Kaspersky researchers recently discovered more than 20 apps available for download on the Google Play store that claimed to be modpacks (collections of user-created packages that add additional gameplay elements, such as additional textures for crafting buildings) for the game. However, in actuality, they were distributing adware: software that bombards users with unwanted ads, disrupting their normal use of devices.

Upon downloading the modpack, users would be able to open the app once – enough to notice that it doesn’t actually download any mods. Upon closing the app, its icon disappears on the phone, leading the user to forget it was there in the first place.

However, in actuality, it has not disappeared but is hard at work in the background. The app then begins to display highly intrusive ads. The fake modpacks analysed opened a browser window every two minutes and had the ability to open Google Play and Facebook and even play YouTube videos – interfering with users’ use of their smartphone.

Fortunately, the malicious modpack doesn’t try to restore itself once it’s deleted, but it can be hard to locate.
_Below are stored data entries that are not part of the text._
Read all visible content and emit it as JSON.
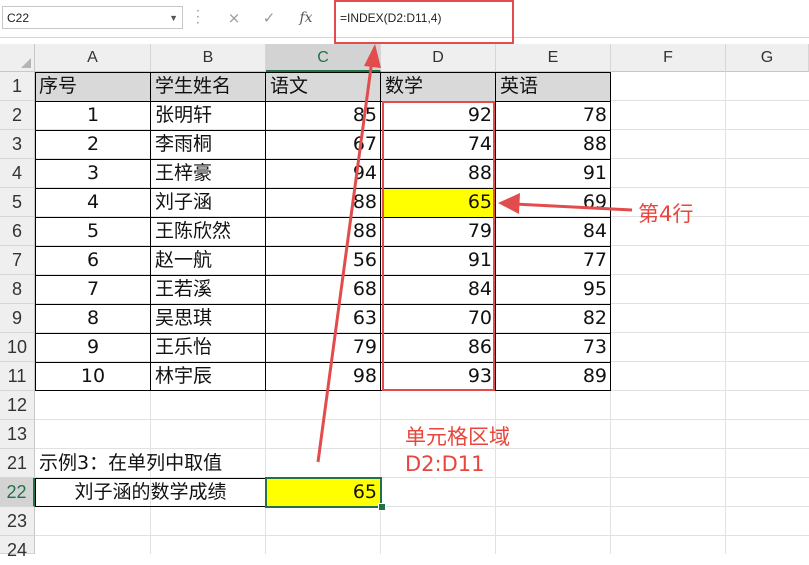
{
  "formula_bar": {
    "name_box": "C22",
    "cancel_icon": "×",
    "enter_icon": "✓",
    "fx_icon": "fx",
    "formula": "=INDEX(D2:D11,4)"
  },
  "sheet": {
    "columns": [
      "A",
      "B",
      "C",
      "D",
      "E",
      "F",
      "G"
    ],
    "selected_column": "C",
    "selected_row": "22",
    "row_labels": [
      "1",
      "2",
      "3",
      "4",
      "5",
      "6",
      "7",
      "8",
      "9",
      "10",
      "11",
      "12",
      "13",
      "21",
      "22",
      "23",
      "24"
    ],
    "header": [
      "序号",
      "学生姓名",
      "语文",
      "数学",
      "英语"
    ],
    "rows": [
      [
        "1",
        "张明轩",
        "85",
        "92",
        "78"
      ],
      [
        "2",
        "李雨桐",
        "67",
        "74",
        "88"
      ],
      [
        "3",
        "王梓豪",
        "94",
        "88",
        "91"
      ],
      [
        "4",
        "刘子涵",
        "88",
        "65",
        "69"
      ],
      [
        "5",
        "王陈欣然",
        "88",
        "79",
        "84"
      ],
      [
        "6",
        "赵一航",
        "56",
        "91",
        "77"
      ],
      [
        "7",
        "王若溪",
        "68",
        "84",
        "95"
      ],
      [
        "8",
        "吴思琪",
        "63",
        "70",
        "82"
      ],
      [
        "9",
        "王乐怡",
        "79",
        "86",
        "73"
      ],
      [
        "10",
        "林宇辰",
        "98",
        "93",
        "89"
      ]
    ],
    "example_label": "示例3：在单列中取值",
    "result_label": "刘子涵的数学成绩",
    "result_value": "65"
  },
  "annotations": {
    "row_note": "第4行",
    "range_note_line1": "单元格区域",
    "range_note_line2": "D2:D11"
  },
  "colors": {
    "annotation_red": "#e24c4c",
    "highlight_yellow": "#ffff00",
    "header_fill": "#d9d9d9",
    "selection_green": "#217346"
  }
}
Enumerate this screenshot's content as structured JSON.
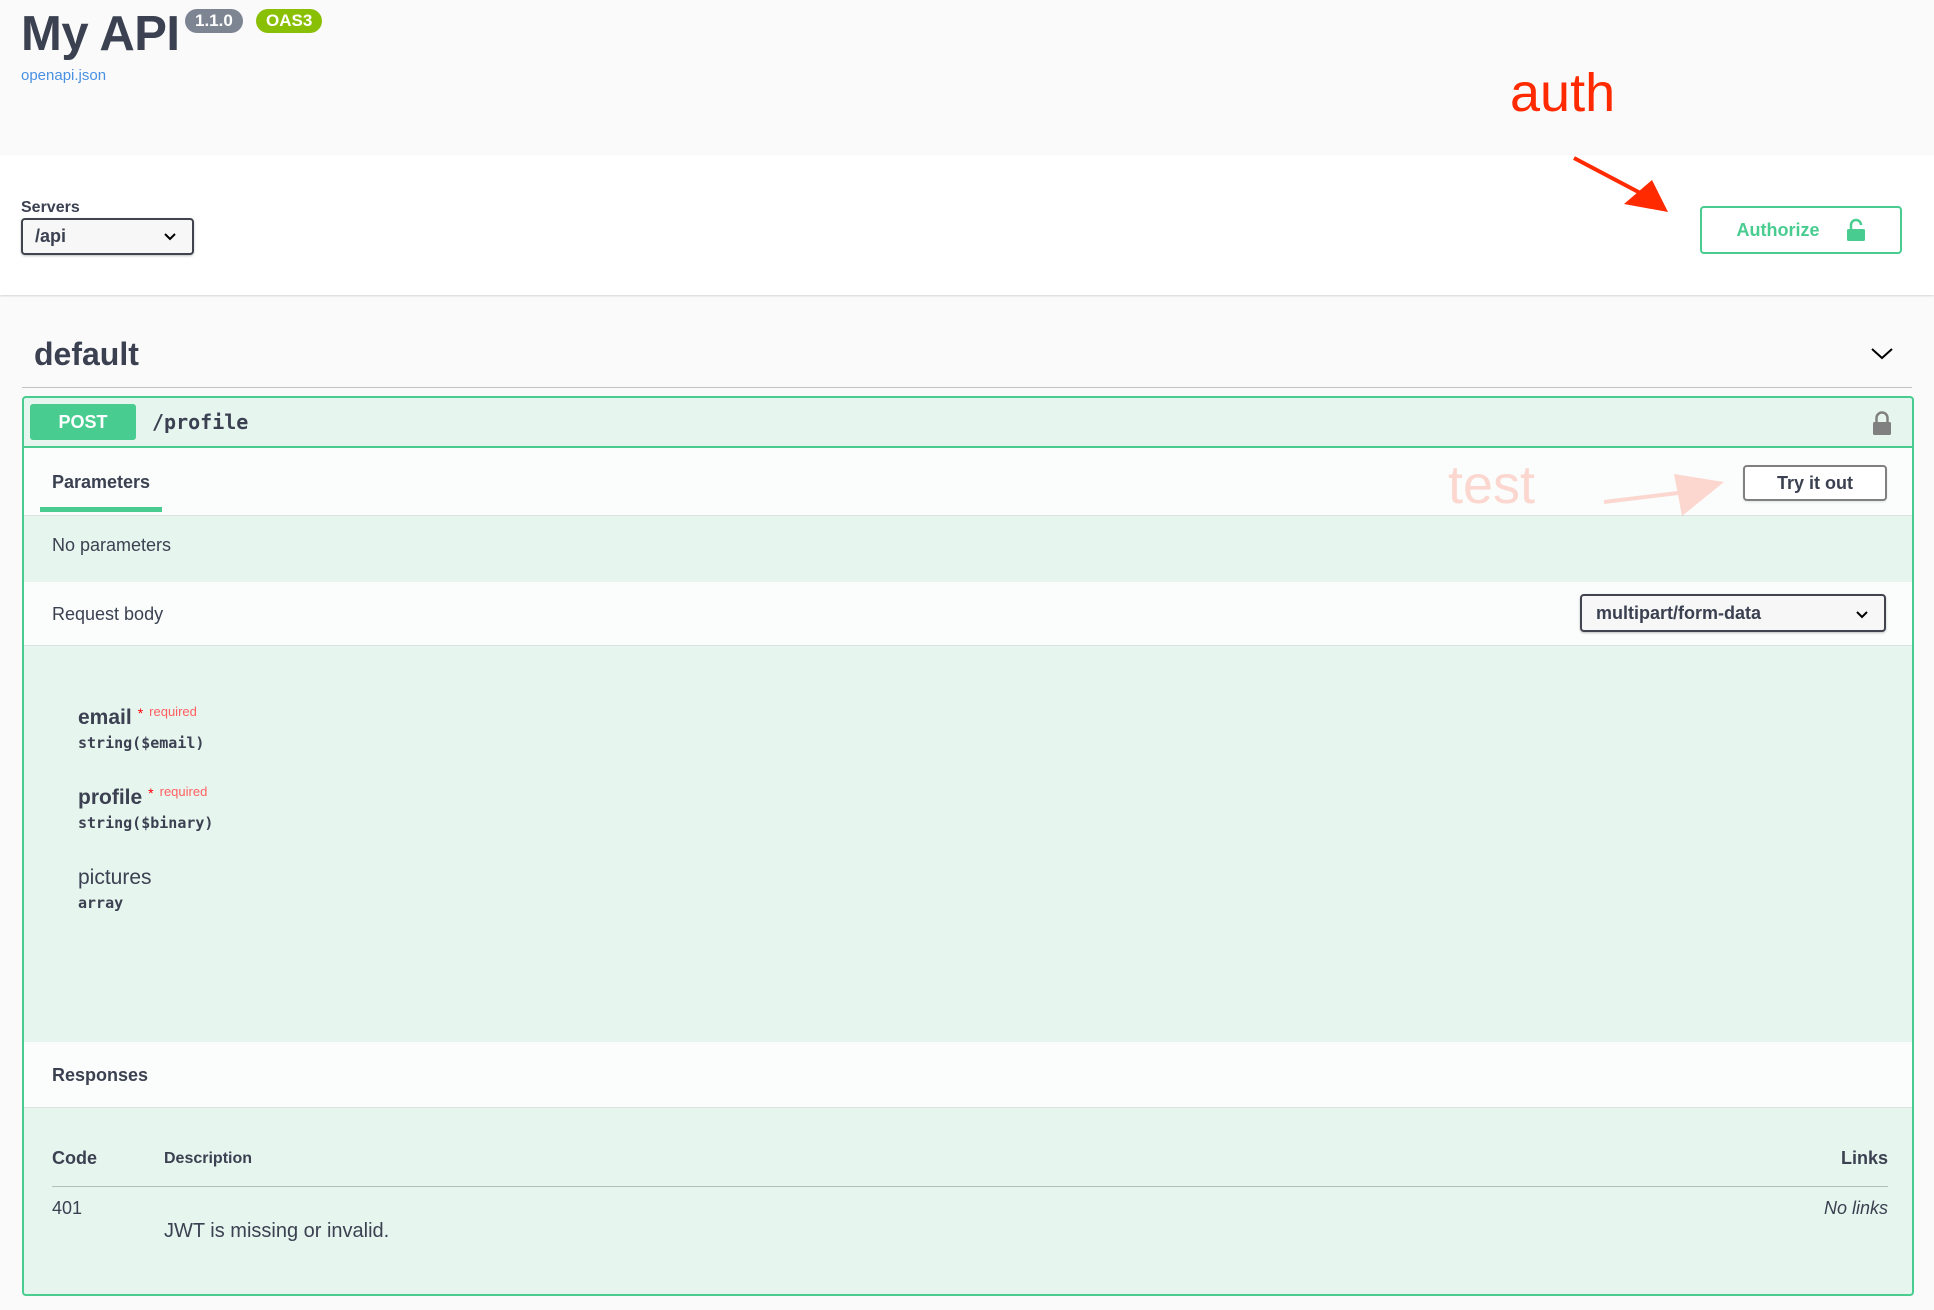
{
  "info": {
    "title": "My API",
    "version": "1.1.0",
    "spec_badge": "OAS3",
    "spec_link": "openapi.json"
  },
  "annotations": {
    "auth": "auth",
    "test": "test"
  },
  "servers": {
    "label": "Servers",
    "selected": "/api"
  },
  "authorize": {
    "label": "Authorize"
  },
  "tag": {
    "name": "default"
  },
  "operation": {
    "method": "POST",
    "path": "/profile",
    "parameters_tab": "Parameters",
    "try_it_out": "Try it out",
    "no_parameters": "No parameters",
    "request_body_label": "Request body",
    "content_type": "multipart/form-data",
    "properties": [
      {
        "name": "email",
        "required_marker": "*",
        "required_text": "required",
        "type": "string($email)"
      },
      {
        "name": "profile",
        "required_marker": "*",
        "required_text": "required",
        "type": "string($binary)"
      },
      {
        "name": "pictures",
        "type": "array"
      }
    ],
    "responses_label": "Responses",
    "responses_headers": {
      "code": "Code",
      "description": "Description",
      "links": "Links"
    },
    "responses": [
      {
        "code": "401",
        "description": "JWT is missing or invalid.",
        "links": "No links"
      }
    ]
  },
  "colors": {
    "post_green": "#49cc90",
    "annotation_red": "#ff2a00",
    "text": "#3b4151"
  }
}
Since the icon is not present on the home screen, users have to first remember that they downloaded the app and then locate it in their device settings to delete it.

The least “popular” modpack had been downloaded 500 times, while the most popular had more than 1-million installations.

Google has been notified and has removed all the malicious applications.

“These types of malicious apps are particularly troublesome because they’re targeting children and teens – many of whom are likely unaware of how to spot potentially malicious apps or how to remove them,” comments Igor Golovin, security expert at Kaspersky.

“In addition, because the apps can open the smartphone’s browser, Facebook or YouTube, users might assume the problem rests with these applications, rather than a modpack they might not remember they downloaded.

“Parents should teach their kids to always be careful about which apps they download and make sure their children’s devices have a security solution installed.”